Take option (c), use A wherever necessary.
$\begin{align}
  & \left\{ \left( \sqrt[3]{7}+\sqrt[7]{3} \right)\left( \sqrt[3]{7}+\sqrt[7]{3}+2 \right) \right\}-24=\left( \sqrt[3]{7}+\sqrt[7]{3}-4 \right)\left( \sqrt[3]{7}+\sqrt[7]{3}-6 \right) \\
 & \Rightarrow \left\{ \left( A \right)\left( A+2 \right) \right\}-24=\left( A-4 \right)\left( A-6 \right) \\
 & \Rightarrow {{A}^{2}}+2A-24={{A}^{2}}-6A-4A+24 \\
 & \Rightarrow {{A}^{2}}+2A-24={{A}^{2}}-10A+24 \\
 & \Rightarrow LHS\ne RHS \\
\end{align}$
Therefore, the option (c) is not a correct option.

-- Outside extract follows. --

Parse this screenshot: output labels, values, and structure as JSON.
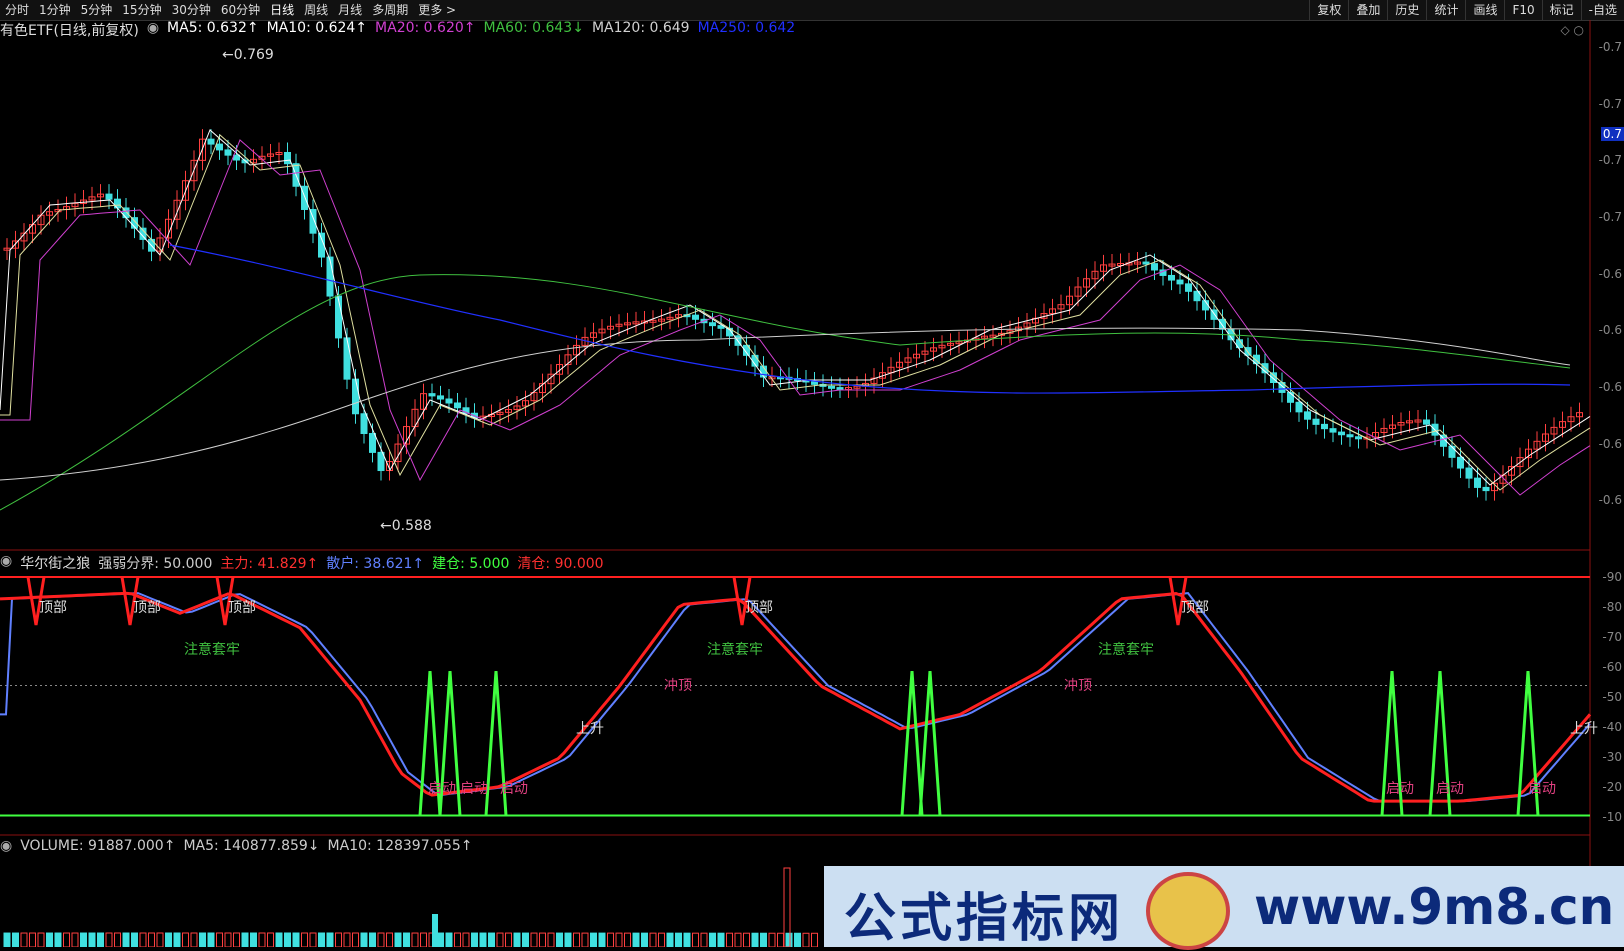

Take option (d), use A wherever necessary.
$\begin{align}
  & \left\{ \left( \sqrt[3]{7}+\sqrt[7]{3} \right)\left( \sqrt[3]{7}+\sqrt[7]{3}-2 \right) \right\}+24=\left( \sqrt[3]{7}+\sqrt[7]{3}-4 \right)\left( \sqrt[3]{7}+\sqrt[7]{3}+6 \right) \\
 & \Rightarrow \left\{ \left( A \right)\left( A-2 \right) \right\}+24=\left( A-4 \right)\left( A+6 \right) \\
 & \Rightarrow {{A}^{2}}-2A+24={{A}^{2}}+6A-4A-24 \\
 & \Rightarrow {{A}^{2}}-2A+24={{A}^{2}}+2A-24 \\
 & \Rightarrow LHS\ne RHS \\
\end{align}$
Therefore, the option (d) is not a correct option.